Le 24 août 2021, Le Parisien apporte de nouveaux éléments dans l’affaire de la disparition de Delphine Jubillar. Lors d’une audition, son mari Cédric aurait évoqué l’idée que sa femme était partie faire le Djihad.

  • Delphine Jubillar

Du nouveau dans l’enquête. Plus de huit mois après la disparition de Delphine Jubillar, les enquêteurs n’ont toujours ni aveu ni corps. Cependant, après avoir analysé les enregistrements téléphoniques de Cédric Jubillar, suspect numéro un dans l’affaire, mais aussi sa maison à Cagnac-les-Mines et interrogé son fils de six ans, Louis, l’étau se resserre dangereusement autour du mari de la disparue. Le père de famille a-t-il assassiné sa compagne après avoir découvert qu’elle avait une liaison avec un homme de Montauban ? L’artisan peintre de 33 ans affirme le contraire. Selon lui, son épouse aurait pu s’exiler en Espagne ou bien, comme le révèle Le Parisien le 24 août 2021, partir pour faire le Djihad. Une théorie qui a laissé les enquêteurs perplexes.

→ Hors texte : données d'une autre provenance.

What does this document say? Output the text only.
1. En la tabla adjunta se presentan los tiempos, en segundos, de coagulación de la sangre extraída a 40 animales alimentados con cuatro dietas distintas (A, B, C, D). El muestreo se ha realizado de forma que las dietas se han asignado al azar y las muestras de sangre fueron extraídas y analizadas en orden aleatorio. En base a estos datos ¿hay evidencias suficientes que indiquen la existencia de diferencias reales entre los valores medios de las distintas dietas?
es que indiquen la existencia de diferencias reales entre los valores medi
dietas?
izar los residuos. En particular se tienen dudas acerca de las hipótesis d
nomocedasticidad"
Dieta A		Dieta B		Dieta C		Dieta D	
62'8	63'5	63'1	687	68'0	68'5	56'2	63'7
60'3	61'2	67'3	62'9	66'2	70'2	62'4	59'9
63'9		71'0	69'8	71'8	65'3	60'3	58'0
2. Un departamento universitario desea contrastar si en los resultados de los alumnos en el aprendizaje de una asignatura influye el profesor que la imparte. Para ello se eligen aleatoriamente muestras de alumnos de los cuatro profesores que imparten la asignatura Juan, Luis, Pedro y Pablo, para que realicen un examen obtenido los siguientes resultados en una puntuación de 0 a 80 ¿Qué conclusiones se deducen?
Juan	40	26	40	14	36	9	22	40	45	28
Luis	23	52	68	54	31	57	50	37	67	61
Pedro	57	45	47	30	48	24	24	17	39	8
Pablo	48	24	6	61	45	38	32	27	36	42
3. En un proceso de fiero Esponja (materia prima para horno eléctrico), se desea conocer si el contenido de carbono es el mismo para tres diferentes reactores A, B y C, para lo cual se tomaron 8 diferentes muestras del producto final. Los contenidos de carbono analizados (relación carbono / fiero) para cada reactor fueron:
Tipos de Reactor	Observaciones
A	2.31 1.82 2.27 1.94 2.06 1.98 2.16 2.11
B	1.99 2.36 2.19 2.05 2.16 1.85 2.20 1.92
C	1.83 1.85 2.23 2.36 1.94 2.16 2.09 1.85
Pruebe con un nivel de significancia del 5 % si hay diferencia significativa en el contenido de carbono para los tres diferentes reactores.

Un départ à caractère religieux

En effet, mercredi 23 décembre 2020, une semaine après la disparition de son épouse, le papa de deux enfants est de nouveau entendu par les gendarmes de Cagnac-les-Mines. L’homme affirme que la soirée du 15 décembre s’est déroulée sans heurt et affirme que sa femme devrait rapidement refaire surface. Cependant, au cours de ce même entretien, Cédric Jubillar va émettre l’idée que sa femme pourrait être partie dans un but religieux, explique Le Parisien : “Le jeune homme, 33 ans, évoque aussi l’hypothèse d’un départ au djihad de son épouse. Une piste vérifiée mais rapidement refermée”, expliquent-ils.

Lors d’une énième audition face aux gendarmes de la section de recherche de Toulouse, Cédric Jubillar avait également soupçonné sa femme de s’être exilée en Espagne pour refaire sa vie avec son “amant de Montauban”. Si les enquêteurs ont bien retrouvé la trace d’une Delphine Jubillar en Espagne, il ne s’agissait pas de la mère de famille disparue. Dominique Alzeari, procureur de Toulouse, avait lui-même écarté la thèse d’un “départ volontaire” lors de la conférence de presse du 18 juin : “La notion de suicide ou de départ volontaire est en contradiction totale avec les éléments du dossier.” Pour l’heure, Cédric Jubillar, incarcéré à l’isolement de la prison de Seysses, est toujours présumé innocent. Soupçonné d’avoir tué sa compagne, il risque la prison à perpétuité.